The works should be sold on the black market – because Nazi art is taboo on the official art market. So why is this art exhibited in the citadel?

The aim of the museum is to make it clear to what extent different state powers – from the German Empire to the GDR – tried to shape the Berlin cityscape with their monuments between 1849 and 1986. 

“Evidence of the German history”

“Due to the political upheavals in the 20th century, monuments were repeatedly removed from public space that represented a problematic or even threatening memory or appreciation for the new system,” says the website of the Spandau Citadel. “The museum offers an opportunity to engage with the great symbols of the German Empire, the Weimar Republic, National Socialism and the GDR that should have been buried and forgotten – and now fulfill a new function as testimonies to German history.”

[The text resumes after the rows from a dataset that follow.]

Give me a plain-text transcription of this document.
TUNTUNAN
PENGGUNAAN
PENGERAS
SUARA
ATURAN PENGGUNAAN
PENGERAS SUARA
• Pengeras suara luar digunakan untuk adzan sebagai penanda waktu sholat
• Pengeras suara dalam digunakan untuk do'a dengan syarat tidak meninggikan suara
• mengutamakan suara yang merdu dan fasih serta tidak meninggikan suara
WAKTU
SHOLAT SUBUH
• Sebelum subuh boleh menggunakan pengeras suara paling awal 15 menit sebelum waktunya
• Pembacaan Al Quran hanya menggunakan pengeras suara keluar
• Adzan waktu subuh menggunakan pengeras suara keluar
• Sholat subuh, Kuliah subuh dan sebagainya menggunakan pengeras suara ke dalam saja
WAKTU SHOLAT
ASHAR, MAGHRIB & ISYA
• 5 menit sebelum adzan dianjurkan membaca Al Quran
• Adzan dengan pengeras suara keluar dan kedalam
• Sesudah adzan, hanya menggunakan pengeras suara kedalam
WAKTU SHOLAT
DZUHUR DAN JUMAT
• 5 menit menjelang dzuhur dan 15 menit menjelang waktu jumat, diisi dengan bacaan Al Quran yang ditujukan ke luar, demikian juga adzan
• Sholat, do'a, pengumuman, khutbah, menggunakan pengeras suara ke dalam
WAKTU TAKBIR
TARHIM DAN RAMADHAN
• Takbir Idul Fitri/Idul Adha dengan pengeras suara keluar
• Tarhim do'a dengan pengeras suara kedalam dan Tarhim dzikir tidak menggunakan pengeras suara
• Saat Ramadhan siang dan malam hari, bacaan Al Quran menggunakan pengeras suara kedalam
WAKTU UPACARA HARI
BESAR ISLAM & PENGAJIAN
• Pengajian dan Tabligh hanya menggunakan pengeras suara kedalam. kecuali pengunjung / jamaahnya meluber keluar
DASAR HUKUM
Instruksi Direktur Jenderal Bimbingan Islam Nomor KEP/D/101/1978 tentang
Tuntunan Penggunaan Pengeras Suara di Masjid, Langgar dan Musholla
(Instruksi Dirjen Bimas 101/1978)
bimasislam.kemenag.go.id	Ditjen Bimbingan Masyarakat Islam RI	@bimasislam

Some people may raise their eyebrows when they hear the keyword “large symbols” – but the museum emphasizes that it would like to develop into a center for research into “toxic” monuments – which are also testimonies to German history. The federal government has also supported the purchase of the “Striding Horses”.

Nazi sculptures in public places

In 2022, another exhibition of Nazi art caused angry protests. At that time the Munich Pinakothek was insulted in an outraged open letter for showing a painting by the Nazi artist Adolf Ziegler. 

At the time, Georg Baselitz, one of the most influential contemporary artists, demanded that the picture be removed. “It's shocking that Nazi propaganda is possible in this dingy way in a Munich museum,” says Baselitz.

It's also a “bad” picture. He found it insulting that Ziegler's work was in the same room as the artists he pursued. “Ziegler destroyed art and artists. He doesn't belong in the hall of his victims,” ​​wrote Baselitz, according to the “Süddeutsche Zeitung”.

Many Nazi propaganda sculptures can still be seen in public spaces, such as in the Berlin Olympic Stadium, which was commissioned by the Nazi regime for the 1936 Olympic Games. In the run-up to the 2006 World Cup, where the Olympic Stadium was one of the venues, some activists called for the statues to be removed. However, the city refused on the grounds that removal would constitute a denial of German history.

Adapted from English: Silke Wünsch.

This is an updated version of an article dated January 13, 2023.